Déformations du pied : Les modifications du squelette qui accompagnent le vieillissement se manifestent également au niveau des pieds. La plupart du temps, on observe des modifications de la voûte longitudinale avec formation d’un pied plié et affaissé (pes planusvalgus). Les pieds plats rigides et les déformations qui en résultent peuvent parfois provoquer des douleurs à l’effort irradiant dans le mollet. Chez le diabétique en particulier, la neuropathie entraîne une sollicitation incorrecte ou excessive de certaines régions du pied [5]. Lors de telles modifications de la situation statique et dynamique du pied, des semelles orthopédiques individuelles adaptées peuvent souvent déjà entraîner une réduction significative des douleurs.

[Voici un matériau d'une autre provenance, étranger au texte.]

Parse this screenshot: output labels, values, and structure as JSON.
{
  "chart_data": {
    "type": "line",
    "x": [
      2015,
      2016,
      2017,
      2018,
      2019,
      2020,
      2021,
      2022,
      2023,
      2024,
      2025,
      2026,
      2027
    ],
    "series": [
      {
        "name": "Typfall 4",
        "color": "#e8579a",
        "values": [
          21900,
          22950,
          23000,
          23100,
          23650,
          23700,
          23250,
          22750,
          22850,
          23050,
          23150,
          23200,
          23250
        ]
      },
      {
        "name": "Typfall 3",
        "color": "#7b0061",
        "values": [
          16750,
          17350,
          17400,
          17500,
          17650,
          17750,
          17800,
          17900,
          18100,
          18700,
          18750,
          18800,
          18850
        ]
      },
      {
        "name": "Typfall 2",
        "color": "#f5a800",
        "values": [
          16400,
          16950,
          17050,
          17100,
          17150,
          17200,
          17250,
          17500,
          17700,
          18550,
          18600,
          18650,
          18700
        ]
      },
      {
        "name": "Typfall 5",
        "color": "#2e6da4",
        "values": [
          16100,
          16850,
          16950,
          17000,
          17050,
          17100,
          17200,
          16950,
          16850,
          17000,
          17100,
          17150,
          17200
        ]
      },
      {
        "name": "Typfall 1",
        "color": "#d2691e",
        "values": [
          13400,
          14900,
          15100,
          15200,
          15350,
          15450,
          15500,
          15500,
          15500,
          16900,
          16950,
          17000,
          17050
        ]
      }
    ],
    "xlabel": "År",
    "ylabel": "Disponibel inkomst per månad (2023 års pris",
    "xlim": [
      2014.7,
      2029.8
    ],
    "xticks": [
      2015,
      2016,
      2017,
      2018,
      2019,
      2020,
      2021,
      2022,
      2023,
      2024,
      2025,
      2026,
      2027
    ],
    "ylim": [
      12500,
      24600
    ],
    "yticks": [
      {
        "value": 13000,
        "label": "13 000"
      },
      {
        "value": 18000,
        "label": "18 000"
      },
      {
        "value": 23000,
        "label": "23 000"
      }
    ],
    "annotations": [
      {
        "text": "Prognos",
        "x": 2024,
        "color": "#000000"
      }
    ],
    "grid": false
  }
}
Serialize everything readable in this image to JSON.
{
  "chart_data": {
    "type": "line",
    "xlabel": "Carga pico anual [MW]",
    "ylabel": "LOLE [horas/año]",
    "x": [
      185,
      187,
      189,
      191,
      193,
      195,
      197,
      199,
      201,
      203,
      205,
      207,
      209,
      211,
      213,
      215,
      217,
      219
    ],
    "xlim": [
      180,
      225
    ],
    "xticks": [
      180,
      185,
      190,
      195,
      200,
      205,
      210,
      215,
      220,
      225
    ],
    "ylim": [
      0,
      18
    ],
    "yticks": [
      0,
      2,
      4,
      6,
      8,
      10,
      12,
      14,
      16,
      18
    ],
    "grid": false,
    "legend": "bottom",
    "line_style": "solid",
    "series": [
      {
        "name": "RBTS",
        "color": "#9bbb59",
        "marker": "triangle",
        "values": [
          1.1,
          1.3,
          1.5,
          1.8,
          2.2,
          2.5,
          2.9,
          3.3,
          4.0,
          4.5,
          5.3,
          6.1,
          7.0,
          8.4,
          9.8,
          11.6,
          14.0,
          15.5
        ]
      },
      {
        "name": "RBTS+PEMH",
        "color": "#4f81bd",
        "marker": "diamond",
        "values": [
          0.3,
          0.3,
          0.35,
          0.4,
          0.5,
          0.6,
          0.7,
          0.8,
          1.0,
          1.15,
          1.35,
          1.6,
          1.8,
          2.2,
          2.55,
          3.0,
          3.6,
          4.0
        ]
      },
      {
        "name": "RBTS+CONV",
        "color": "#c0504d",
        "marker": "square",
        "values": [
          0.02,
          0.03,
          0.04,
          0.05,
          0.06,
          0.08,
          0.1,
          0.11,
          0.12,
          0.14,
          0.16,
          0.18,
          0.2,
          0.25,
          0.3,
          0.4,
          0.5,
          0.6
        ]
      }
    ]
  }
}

En cas de maladie artérielle périphérique, le diagnostic différentiel avec une claudication du pied à l’effort d’origine vasculaire peut se poser dans de rares cas. Dans ce cas, des modifications artérioscléreuses dans les artères distales de la jambe et/ou les petites artères du pied sont responsables des troubles ischémiques.
Messages Take-Home
- La clinique des changements dégénératifs est difficile à distinguer de celle de l’AOP, la mesure de l’ABI est indicative.
- Toutefois, si l’ABI est normal, un problème de circulation sanguine n’est pas totalement exclu.
- Chez les jeunes femmes présentant des douleurs des membres inférieurs liées à l’effort, il faut penser à une claudication veineuse.
Littérature :
- Levien LJ, Benn CA : Maladie kystique adventitielle : une hypothèse unificatrice. J Vasc Surg 1998 ; 28 : 193-205.
- Do DD, Braunschweig M, Baumgartner I, et al : Maladie kystique adventitielle de l’artère poplitée : aspiration percutanée guidée par les États-Unis. Radiology 1997 ; 203 : 743-746.
- Modaghegh MS, Hafezi S : Traitement endovasculaire de la thromboangéite oblitérante (maladie de Buerger). Vasc Endovascular Surg 2018 ; 52 : 124-130.
- Jennette JC, Falk RJ, Bacon PA, et al. : 2012 revised international chapel hill consensus conference nomenclature of vasculitides. Arthritis Rheum 2013 ; 65 : 1-11.
- Ligue suisse contre le rhumatisme, éd. : Update Rheumatologie 2016 pour les médecins de famille. Le pied douloureux. Diagnostic efficace – traitement réussi.